Temporary shortages of products such as anti-freeze, wheels, tires, axles, and brakes have become more common over the past several decades. These shortages can be a supplier's worst nightmare, in spite of the fact that they're selling all they can make. Most first-tier component suppliers service OEMs using direct sales and shipping programs. Typically, products move directly from manufacturing plants or are stored in warehouses near the OEM plants. Emphasis is placed on consistent supply to ensure that truck and trailer production lines don't shut down due to lack of components.
Aftermarket supply lines typically involve local servicing, dealers and multi-tiered distribution channels.
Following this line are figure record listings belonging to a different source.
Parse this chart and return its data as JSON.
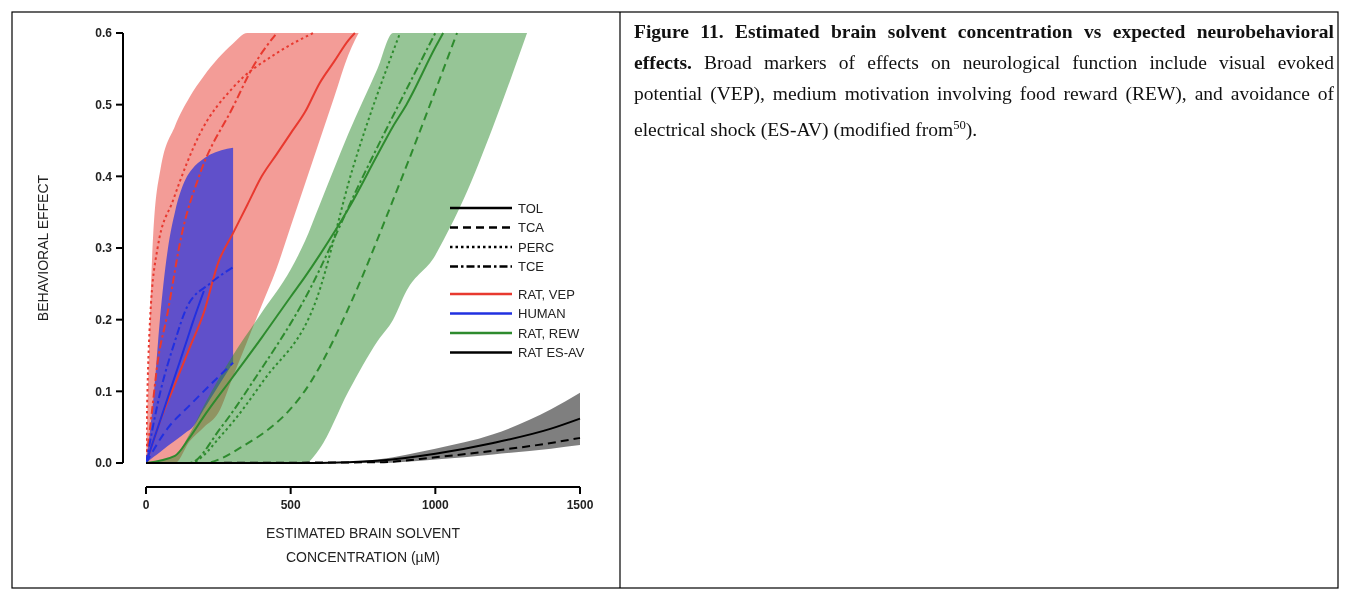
{
  "chart_data": {
    "type": "line",
    "title": "Figure 11. Estimated brain solvent concentration vs expected neurobehavioral effects.",
    "annotations": [
      "Broad markers of effects on neurological function include visual evoked potential (VEP), medium motivation involving food reward (REW), and avoidance of electrical shock (ES-AV) (modified from$^{50}$)."
    ],
    "xlabel": "ESTIMATED BRAIN SOLVENT\nCONCENTRATION (µM)",
    "ylabel": "BEHAVIORAL EFFECT",
    "xlim": [
      0,
      1500
    ],
    "xticks": [
      0,
      500,
      1000,
      1500
    ],
    "ylim": [
      0,
      0.6
    ],
    "yticks": [
      {
        "value": 0,
        "label": "0.0"
      },
      0.1,
      0.2,
      0.3,
      0.4,
      0.5,
      0.6
    ],
    "legend": "right",
    "series": [
      {
        "color": "#e8392f",
        "line_style": "solid",
        "x": [
          0,
          25,
          50,
          100,
          150,
          200,
          250,
          300,
          350,
          400,
          450,
          500,
          550,
          600,
          650,
          700,
          722,
          735
        ],
        "values": [
          0,
          0.03,
          0.06,
          0.11,
          0.16,
          0.21,
          0.28,
          0.32,
          0.36,
          0.4,
          0.43,
          0.46,
          0.49,
          0.53,
          0.56,
          0.59,
          0.6,
          null
        ],
        "upper": [
          0,
          0.32,
          0.41,
          0.47,
          0.51,
          0.54,
          0.565,
          0.585,
          0.6,
          0.6,
          0.6,
          0.6,
          0.6,
          0.6,
          0.6,
          0.6,
          0.6,
          0.6
        ],
        "lower": [
          0,
          0,
          0,
          0,
          0.03,
          0.05,
          0.07,
          0.12,
          0.17,
          0.22,
          0.27,
          0.33,
          0.39,
          0.45,
          0.51,
          0.57,
          0.59,
          0.6
        ]
      },
      {
        "color": "#e8392f",
        "line_style": "dotted",
        "x": [
          0,
          5,
          14,
          40,
          94,
          187,
          301,
          452,
          578
        ],
        "values": [
          0,
          0.1,
          0.2,
          0.3,
          0.367,
          0.46,
          0.524,
          0.572,
          0.6
        ]
      },
      {
        "color": "#e8392f",
        "line_style": "dashdot",
        "x": [
          0,
          20,
          40,
          72,
          124,
          187,
          301,
          370,
          452
        ],
        "values": [
          0,
          0.07,
          0.14,
          0.204,
          0.32,
          0.404,
          0.497,
          0.553,
          0.6
        ]
      },
      {
        "color": "#2130e0",
        "line_style": "solid",
        "x": [
          0,
          28,
          48,
          76,
          100,
          142,
          159,
          200,
          220,
          301
        ],
        "values": [
          0,
          0.034,
          0.058,
          0.092,
          0.121,
          0.172,
          0.193,
          0.24,
          null,
          null
        ],
        "upper": [
          0,
          0.1,
          0.2,
          0.3,
          0.35,
          0.4,
          0.41,
          0.425,
          0.43,
          0.44
        ],
        "lower": [
          0,
          0.009,
          0.015,
          0.024,
          0.031,
          0.044,
          0.049,
          0.075,
          0.088,
          0.14
        ]
      },
      {
        "color": "#2130e0",
        "line_style": "dashdot",
        "x": [
          0,
          50,
          100,
          142,
          220,
          301
        ],
        "values": [
          0,
          0.1,
          0.17,
          0.218,
          0.25,
          0.273
        ]
      },
      {
        "color": "#2130e0",
        "line_style": "dashed",
        "x": [
          0,
          76,
          150,
          301
        ],
        "values": [
          0,
          0.049,
          0.08,
          0.14
        ]
      },
      {
        "color": "#2e8b2e",
        "line_style": "solid",
        "x": [
          0,
          100,
          150,
          200,
          300,
          400,
          500,
          550,
          600,
          700,
          800,
          854,
          900,
          1000,
          1027,
          1100,
          1200,
          1317
        ],
        "values": [
          0,
          0.01,
          0.035,
          0.065,
          0.12,
          0.175,
          0.232,
          0.26,
          0.29,
          0.355,
          0.43,
          0.47,
          0.5,
          0.58,
          0.6,
          null,
          null,
          null
        ],
        "upper": [
          0,
          0.01,
          0.04,
          0.08,
          0.15,
          0.21,
          0.27,
          0.31,
          0.36,
          0.46,
          0.55,
          0.6,
          0.6,
          0.6,
          0.6,
          0.6,
          0.6,
          0.6
        ],
        "lower": [
          0,
          0,
          0,
          0,
          0,
          0,
          0,
          0,
          0.02,
          0.1,
          0.17,
          0.2,
          0.24,
          0.29,
          0.31,
          0.37,
          0.47,
          0.6
        ]
      },
      {
        "color": "#2e8b2e",
        "line_style": "dotted",
        "x": [
          0,
          150,
          270,
          408,
          588,
          716,
          878
        ],
        "values": [
          0,
          0,
          0.043,
          0.116,
          0.227,
          0.413,
          0.6
        ]
      },
      {
        "color": "#2e8b2e",
        "line_style": "dashed",
        "x": [
          0,
          200,
          325,
          574,
          712,
          854,
          1075
        ],
        "values": [
          0,
          0,
          0.021,
          0.116,
          0.227,
          0.367,
          0.6
        ]
      },
      {
        "color": "#2e8b2e",
        "line_style": "dashdot",
        "x": [
          0,
          150,
          260,
          380,
          546,
          750,
          1000
        ],
        "values": [
          0,
          0,
          0.05,
          0.12,
          0.227,
          0.4,
          0.6
        ]
      },
      {
        "color": "#000000",
        "line_style": "solid",
        "x": [
          0,
          600,
          800,
          1000,
          1200,
          1400,
          1500
        ],
        "values": [
          0,
          0,
          0.003,
          0.013,
          0.028,
          0.048,
          0.062
        ],
        "upper": [
          0,
          0,
          0.005,
          0.02,
          0.04,
          0.075,
          0.098
        ],
        "lower": [
          0,
          0,
          0,
          0.005,
          0.012,
          0.02,
          0.025
        ]
      },
      {
        "color": "#000000",
        "line_style": "dashed",
        "x": [
          0,
          800,
          1000,
          1200,
          1400,
          1500
        ],
        "values": [
          0,
          0.001,
          0.008,
          0.017,
          0.028,
          0.035
        ]
      },
      {
        "name": "TOL",
        "color": "#000000",
        "line_style": "solid"
      },
      {
        "name": "TCA",
        "color": "#000000",
        "line_style": "dashed"
      },
      {
        "name": "PERC",
        "color": "#000000",
        "line_style": "dotted"
      },
      {
        "name": "TCE",
        "color": "#000000",
        "line_style": "dashdot"
      },
      {
        "name": "RAT, VEP",
        "color": "#e8392f",
        "line_style": "solid"
      },
      {
        "name": "HUMAN",
        "color": "#2130e0",
        "line_style": "solid"
      },
      {
        "name": "RAT, REW",
        "color": "#2e8b2e",
        "line_style": "solid"
      },
      {
        "name": "RAT ES-AV",
        "color": "#000000",
        "line_style": "solid"
      }
    ]
  }
}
They are generally more complex, costly and subject to disruption when OEM demand escalates.
Many industry gurus are predicting a strong surge in new-truck build rates from mid-2004 through at least 2005 or 2006. Fleet managers should not overlook the effect this could have on aftermarket availability of essential components, such as tires.
To eliminate costly excess capacity, most component suppliers have worked diligently to match manufacturing capacity to overall industry demand. This strategy serves the industry well in terms of efficiency and cost containment, but it can also create temporary shortages when market demand changes rapidly.
Let's explore some steps fleet managers can take to make sure they have an adequate supply of desirable replacement components. Factors that make a product “desirable” include the following:
Brands/models with known and acceptable performance levels;
Components from manufacturers and/or suppliers with whom you have an existing relationship;
Usage compatibility with your first-choice brands/models;
Warranty and pricing comparable to your preferred components;
Components that will move through your system, e.g., retreading, rotation, repair, disposal — with minimal disruption.
Many of these issues cannot be addressed on a moment's notice. Normal product development cycles may result in alternate suppliers having newer products that you're not familiar with. Paying attention to information about new products is worth your time over the long run.
Alternate suppliers may also have very different geographic availability of parts for on-the-road purchases. Warranty terms and procedures may be different. Since some suppliers offer both first-line and second-line product models, it might be more expedient to purchase a second-line product from an existing supplier than to demand another brand from a new supplier.
And don't expect products from different suppliers to perform equally. Surprises, both pleasant and unpleasant, may await managers who fail to research product performance and prioritize their alternatives.
The bottom line is to get reliable information. Fortunately, our industry has many reputable suppliers more than willing to help fleets make informed decisions. Taking the time and initiative to ask them the right questions is a good place to start.